The owner of the Whigham Funeral Home in Newark said today that there will be no public memorial at Newark’s Prudential Center, the sports arena that Houston’s family had discussed as a possible venue.
The funeral service will be by invitation only, Carolyn Whigham said, reflecting the family’s desire to keep the memorial more personal. “They have shared her for 30 some years with the city, with the state, with the world. This is their time now for their farewell,” she said. “The family thanks all the fans, the friends and the media, but this time is their private time,” she said.
The 48-year-old Houston died last Saturday at a hotel in Beverly Hills, California, just hours before she was set to perform at producer Clive Davis’s pre-Grammy Awards party. Officials said she was underwater and apparently unconscious when she was pulled from a bathtub.
After an autopsy yesterday, authorities said there were no indications of foul play and no obvious signs of trauma. It could be weeks before the coroner’s office completes toxicology tests to establish the cause of death.

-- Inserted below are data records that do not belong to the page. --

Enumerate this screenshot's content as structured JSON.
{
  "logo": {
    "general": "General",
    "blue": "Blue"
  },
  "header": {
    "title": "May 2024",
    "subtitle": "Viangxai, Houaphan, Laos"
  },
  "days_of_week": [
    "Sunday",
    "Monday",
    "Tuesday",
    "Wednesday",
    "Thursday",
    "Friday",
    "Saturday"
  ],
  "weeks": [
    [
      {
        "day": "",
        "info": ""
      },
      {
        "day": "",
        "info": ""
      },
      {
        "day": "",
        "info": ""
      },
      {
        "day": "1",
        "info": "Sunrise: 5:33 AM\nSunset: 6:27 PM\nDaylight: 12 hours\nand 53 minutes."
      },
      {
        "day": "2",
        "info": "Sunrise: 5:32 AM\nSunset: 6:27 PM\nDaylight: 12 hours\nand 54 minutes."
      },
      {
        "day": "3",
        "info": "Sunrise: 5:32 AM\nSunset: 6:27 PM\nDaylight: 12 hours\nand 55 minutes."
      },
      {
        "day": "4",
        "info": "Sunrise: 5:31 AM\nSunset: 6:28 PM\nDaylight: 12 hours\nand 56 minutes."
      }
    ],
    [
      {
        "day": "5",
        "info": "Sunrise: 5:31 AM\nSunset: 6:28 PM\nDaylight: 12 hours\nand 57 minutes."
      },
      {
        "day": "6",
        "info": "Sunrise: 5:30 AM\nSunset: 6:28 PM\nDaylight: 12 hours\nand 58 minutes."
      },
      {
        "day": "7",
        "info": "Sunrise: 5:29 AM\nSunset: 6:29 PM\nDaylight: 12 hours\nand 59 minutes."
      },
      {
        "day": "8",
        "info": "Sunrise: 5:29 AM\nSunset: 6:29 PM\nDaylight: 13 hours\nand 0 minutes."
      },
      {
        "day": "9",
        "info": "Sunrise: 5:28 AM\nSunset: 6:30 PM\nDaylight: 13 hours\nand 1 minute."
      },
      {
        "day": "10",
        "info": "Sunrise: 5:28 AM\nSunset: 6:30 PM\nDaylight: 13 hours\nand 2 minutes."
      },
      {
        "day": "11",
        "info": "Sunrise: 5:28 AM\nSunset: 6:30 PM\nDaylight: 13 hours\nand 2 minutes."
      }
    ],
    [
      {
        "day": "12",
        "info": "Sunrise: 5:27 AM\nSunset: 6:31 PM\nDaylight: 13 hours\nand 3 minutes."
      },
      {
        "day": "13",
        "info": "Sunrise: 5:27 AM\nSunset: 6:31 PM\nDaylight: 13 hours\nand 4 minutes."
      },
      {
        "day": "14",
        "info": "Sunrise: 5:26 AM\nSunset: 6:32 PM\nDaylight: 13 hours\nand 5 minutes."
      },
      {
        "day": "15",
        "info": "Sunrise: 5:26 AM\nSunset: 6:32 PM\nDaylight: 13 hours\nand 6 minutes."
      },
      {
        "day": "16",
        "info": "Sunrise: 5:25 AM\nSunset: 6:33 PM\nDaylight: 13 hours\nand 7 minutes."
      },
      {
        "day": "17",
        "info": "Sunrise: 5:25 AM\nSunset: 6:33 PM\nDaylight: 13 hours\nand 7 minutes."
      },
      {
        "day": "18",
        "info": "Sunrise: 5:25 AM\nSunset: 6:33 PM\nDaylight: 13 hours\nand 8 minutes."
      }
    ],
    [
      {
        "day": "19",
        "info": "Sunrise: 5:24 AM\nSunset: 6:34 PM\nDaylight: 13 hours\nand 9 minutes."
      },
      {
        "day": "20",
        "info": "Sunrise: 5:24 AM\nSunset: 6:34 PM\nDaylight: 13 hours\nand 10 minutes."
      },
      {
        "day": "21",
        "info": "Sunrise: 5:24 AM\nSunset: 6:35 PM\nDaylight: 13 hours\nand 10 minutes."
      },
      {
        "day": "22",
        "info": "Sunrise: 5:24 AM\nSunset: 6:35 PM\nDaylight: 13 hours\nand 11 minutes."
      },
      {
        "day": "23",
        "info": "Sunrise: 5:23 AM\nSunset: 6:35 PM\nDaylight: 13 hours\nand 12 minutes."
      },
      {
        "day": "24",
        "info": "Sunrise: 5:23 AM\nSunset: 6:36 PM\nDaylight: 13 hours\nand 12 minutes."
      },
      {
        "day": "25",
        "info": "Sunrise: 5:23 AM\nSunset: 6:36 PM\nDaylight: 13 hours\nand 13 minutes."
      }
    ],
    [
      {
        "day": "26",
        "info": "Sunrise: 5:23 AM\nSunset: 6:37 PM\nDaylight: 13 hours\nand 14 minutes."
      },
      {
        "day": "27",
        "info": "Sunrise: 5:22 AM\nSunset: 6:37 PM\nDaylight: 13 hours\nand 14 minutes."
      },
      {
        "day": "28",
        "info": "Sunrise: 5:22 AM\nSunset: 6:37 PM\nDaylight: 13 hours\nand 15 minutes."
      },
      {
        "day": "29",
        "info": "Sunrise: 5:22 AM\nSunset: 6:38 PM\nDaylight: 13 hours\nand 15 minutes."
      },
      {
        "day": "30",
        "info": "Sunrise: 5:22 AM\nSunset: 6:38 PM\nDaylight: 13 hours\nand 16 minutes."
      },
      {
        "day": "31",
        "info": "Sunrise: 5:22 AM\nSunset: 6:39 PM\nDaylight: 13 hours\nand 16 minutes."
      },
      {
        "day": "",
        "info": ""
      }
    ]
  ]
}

Houston’s body was returned to New Jersey late yesterday. Houston was born in Newark and began singing as a child at the New Hope Baptist Church, where her mother, Grammy-winning gospel singer Cissy Houston, led the music programme for many years. Cousin Dionne Warwick also sang in its choir.
An impromptu memorial for Houston was held on Sunday during the Grammys, with Jennifer Hudson saluting her memory with a performance of I Will Always Love You. Viewership for the awards show soared over last year by 50 per cent, with about 40 million viewers tuning in.
A sensation from her first album, Houston was one of the world’s best-selling artists from the mid-1980s to the late 1990s.